项目文章 | PHDGH激活PKM2诱导组蛋白H3T11磷酸化进而减弱细胞衰老的调控机制
2023年05月10日,湖北大学生命科学学院李珊珊课题组在综合性期刊1区Top期刊Nature communications (IF=17.694)上发表了题为“Phosphoglycerate dehydrogenase activates PKM2 to phosphorylate histone H3T11 and attenuate cellular senescence”文章阐明了PHGDH与PKM2相互作用,促进PKM2的激活,从而引发组蛋白H3T11位点磷酸化,进而而减缓细胞衰老过程。这一发现具有重要的生物学意义,为深入理解细胞衰老的分子机制提供了新的线索,并为未来研究和治疗衰老相关疾病提供了潜在的目标。元莘生物参与了部分转录组测序的工作。
研究背景 Origingene
衰老是大多数人类疾病的主要影响因素,衰老的主要诱因是细胞衰老,清除天然存在的衰老细胞,可以改善与年龄相关的病理,并延长小鼠模型的寿命。衰老EC(血管内皮细胞)与血管老化和老龄化血管疾病显著相关,特别是动脉粥硬化和高血压;因此阐明细胞的衰老机制可以为减缓衰老过程以及改善老龄化人口生活质量提供潜在的干预目标。
能量代谢的改变是衰老的重要标志,代谢酶和葡萄糖代谢都与衰老密切相关,并且细胞代谢可以通过表观修饰调控(组蛋白修饰和DNA甲基化)来调控细胞衰老;葡萄糖代谢中磷酸甘油酸脱氢酶(PHGDH)的缺失会导致丝氨酸合成物减少,进而导致EC生长缺陷,但是糖酵解酶和中间代谢途径对于EC衰老的影响还不明晰。
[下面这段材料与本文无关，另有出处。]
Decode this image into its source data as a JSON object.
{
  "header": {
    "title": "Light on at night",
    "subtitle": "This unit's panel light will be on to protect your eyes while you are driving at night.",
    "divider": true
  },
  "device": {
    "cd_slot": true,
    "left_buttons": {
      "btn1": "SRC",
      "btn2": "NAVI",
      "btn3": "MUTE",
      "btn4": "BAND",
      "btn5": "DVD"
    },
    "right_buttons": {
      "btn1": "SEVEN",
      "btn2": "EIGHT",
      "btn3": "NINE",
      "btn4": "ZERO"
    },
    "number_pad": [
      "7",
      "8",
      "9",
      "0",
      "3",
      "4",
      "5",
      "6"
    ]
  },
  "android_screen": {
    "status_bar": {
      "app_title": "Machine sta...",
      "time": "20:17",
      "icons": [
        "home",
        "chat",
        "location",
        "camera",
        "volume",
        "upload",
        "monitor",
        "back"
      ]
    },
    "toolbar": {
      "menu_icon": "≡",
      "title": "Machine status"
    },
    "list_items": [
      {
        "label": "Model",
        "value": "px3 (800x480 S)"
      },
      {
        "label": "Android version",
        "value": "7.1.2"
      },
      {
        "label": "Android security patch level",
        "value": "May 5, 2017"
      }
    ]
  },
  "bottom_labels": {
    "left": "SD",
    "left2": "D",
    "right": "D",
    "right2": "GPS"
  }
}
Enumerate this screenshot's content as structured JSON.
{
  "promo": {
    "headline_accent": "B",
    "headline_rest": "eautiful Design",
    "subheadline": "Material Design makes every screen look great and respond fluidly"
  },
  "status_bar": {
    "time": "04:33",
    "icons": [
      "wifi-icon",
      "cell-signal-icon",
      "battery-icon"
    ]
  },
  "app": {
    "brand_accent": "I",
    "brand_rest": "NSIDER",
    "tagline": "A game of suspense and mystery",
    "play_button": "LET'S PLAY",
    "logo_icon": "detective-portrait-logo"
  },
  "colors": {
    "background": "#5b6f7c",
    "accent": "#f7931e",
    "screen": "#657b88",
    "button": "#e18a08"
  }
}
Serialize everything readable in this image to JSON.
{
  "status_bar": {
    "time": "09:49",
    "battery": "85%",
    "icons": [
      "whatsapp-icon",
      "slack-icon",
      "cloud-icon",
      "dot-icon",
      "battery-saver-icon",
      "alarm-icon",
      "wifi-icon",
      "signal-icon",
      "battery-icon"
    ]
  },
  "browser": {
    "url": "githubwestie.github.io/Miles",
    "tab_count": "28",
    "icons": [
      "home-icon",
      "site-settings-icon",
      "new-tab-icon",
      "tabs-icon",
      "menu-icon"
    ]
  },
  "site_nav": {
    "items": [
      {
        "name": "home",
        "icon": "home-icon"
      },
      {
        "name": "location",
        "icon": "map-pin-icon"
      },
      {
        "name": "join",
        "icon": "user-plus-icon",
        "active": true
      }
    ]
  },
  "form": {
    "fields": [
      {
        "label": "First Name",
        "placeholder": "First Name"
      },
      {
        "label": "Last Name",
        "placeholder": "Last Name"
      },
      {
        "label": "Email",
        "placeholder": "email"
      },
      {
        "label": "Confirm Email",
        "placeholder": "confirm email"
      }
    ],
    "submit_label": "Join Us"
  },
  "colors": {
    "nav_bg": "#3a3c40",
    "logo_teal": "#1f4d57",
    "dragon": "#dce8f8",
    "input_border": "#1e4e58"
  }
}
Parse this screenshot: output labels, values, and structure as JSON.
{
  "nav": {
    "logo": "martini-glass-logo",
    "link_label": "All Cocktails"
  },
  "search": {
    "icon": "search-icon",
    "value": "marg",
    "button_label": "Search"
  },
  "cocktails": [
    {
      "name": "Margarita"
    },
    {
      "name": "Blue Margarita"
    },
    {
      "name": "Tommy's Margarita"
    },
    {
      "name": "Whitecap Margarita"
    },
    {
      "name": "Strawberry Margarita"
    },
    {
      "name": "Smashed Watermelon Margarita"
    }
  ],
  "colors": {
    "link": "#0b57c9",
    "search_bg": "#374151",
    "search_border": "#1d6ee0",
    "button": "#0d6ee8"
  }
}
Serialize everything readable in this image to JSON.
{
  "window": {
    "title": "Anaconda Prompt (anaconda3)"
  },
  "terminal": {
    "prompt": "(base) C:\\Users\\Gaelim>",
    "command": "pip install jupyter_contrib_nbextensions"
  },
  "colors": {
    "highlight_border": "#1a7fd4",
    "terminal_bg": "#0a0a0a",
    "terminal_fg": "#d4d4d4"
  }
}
本研究比较了衰老和年轻EC的转录组,进一步发现了糖酵解衍生的从头丝氨酸合成途径显着下调,并且PHGDH在缓解ECs衰老的同时具有丝氨酸依赖性和丝氨酸依赖性功能,进一步研究发现:PHGDH促进PKM2的稳定性和组蛋白H3T11的磷酸化,构成PHGDH-PKM2-H3pT11轴,调节衰老相关基因的表达,防止过早衰老;本研究揭示了PHGDH / PKM2 调节细胞衰老的机制,并且提出了增强丝氨酸生物合成作为一种潜在的抗衰老疗法。
研究思路 Origingene
研究结果 Origingene
1.PHGDH介导的丝氨酸合成可以防止细胞衰老
研究首先通过转录组测序鉴定细胞衰老过程中差异表达的基因,年轻细胞(P6)和衰老细胞(P20)进行RNA-seq,衰老过程中共由4037个差异基因表达,上述差异基因富集到细胞周期、细胞衰老、p53信号通路以及甘氨酸苏氨酸丝氨酸代谢上,其中PHGDH、PSAT1和PSPH催化糖酵解衍生的从头丝氨酸合成,经过定量鉴定,证实PHGDH在衰老细胞中显著降低,且siRNA敲除PHGDH后,细胞中的丝氨酸水平显著降低。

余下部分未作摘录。